O projeto demandava repensar toda a experiência do usuário com o financeiro de forma modularizada, para atacarmos os pontos mais importantes e realizarmos entregas mais rápidas e em partes. Para chegarmos no resultado obtido, dois pontos foram de extrema importância para o sucesso da solução: a adaptabilidade e a colaboração intersetorial.

1. Adaptabilidade

Levando em consideração as limitações do time, a adaptabilidade é o primeiro ponto que norteou todo o processo. O nosso time de produto era composto por três pessoas: um Product Manager (Pedro Henrique) e uma dupla de Product Designers (a qual fazia parte com o Luan Costa), que atuavam em todos os processos do Discovery ao Delivery (descoberta até a criação e entrega das interfaces).

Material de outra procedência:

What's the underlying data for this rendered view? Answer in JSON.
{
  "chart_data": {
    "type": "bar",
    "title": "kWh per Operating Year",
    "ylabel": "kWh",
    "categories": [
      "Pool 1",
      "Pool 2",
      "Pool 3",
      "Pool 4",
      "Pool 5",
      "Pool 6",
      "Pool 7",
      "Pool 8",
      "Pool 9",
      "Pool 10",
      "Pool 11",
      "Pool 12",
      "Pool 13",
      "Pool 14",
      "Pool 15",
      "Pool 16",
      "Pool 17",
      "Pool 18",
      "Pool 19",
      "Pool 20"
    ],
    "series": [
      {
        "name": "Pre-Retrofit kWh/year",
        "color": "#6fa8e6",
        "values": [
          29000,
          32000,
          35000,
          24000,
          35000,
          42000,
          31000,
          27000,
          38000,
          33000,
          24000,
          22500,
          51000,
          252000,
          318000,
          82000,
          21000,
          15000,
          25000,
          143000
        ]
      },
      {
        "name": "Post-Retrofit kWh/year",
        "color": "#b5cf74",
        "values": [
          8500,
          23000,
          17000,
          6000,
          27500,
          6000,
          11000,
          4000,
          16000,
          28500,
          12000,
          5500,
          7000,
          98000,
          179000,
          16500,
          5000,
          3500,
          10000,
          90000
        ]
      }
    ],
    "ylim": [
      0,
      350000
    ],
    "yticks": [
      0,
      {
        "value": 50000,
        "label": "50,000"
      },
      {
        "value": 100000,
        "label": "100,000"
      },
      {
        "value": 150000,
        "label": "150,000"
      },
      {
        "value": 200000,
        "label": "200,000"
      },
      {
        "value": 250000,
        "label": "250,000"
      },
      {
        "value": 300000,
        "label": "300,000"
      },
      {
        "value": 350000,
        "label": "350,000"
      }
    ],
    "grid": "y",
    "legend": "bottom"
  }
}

Sou suspeita pra falar, mas nosso dream team era composto por profissionais competentes, talentosos e estratégicos, mas sendo o único time de produto para um software extenso e complexo que possui 5 módulos (o financeiro é apenas um deles), é preciso muita adaptabilidade para conseguir lidar com todas as demandas do dia a dia.

É de extrema importância adaptar os frameworks existentes à realidade de cada equipe e empresa, especialmente quando o time é limitado em quantidade de pessoas e recursos disponíveis. Cada organização possui suas particularidades, desafios e necessidades específicas, e adotar uma abordagem flexível é fundamental para obter sucesso, otimizando a eficiência e a produtividade.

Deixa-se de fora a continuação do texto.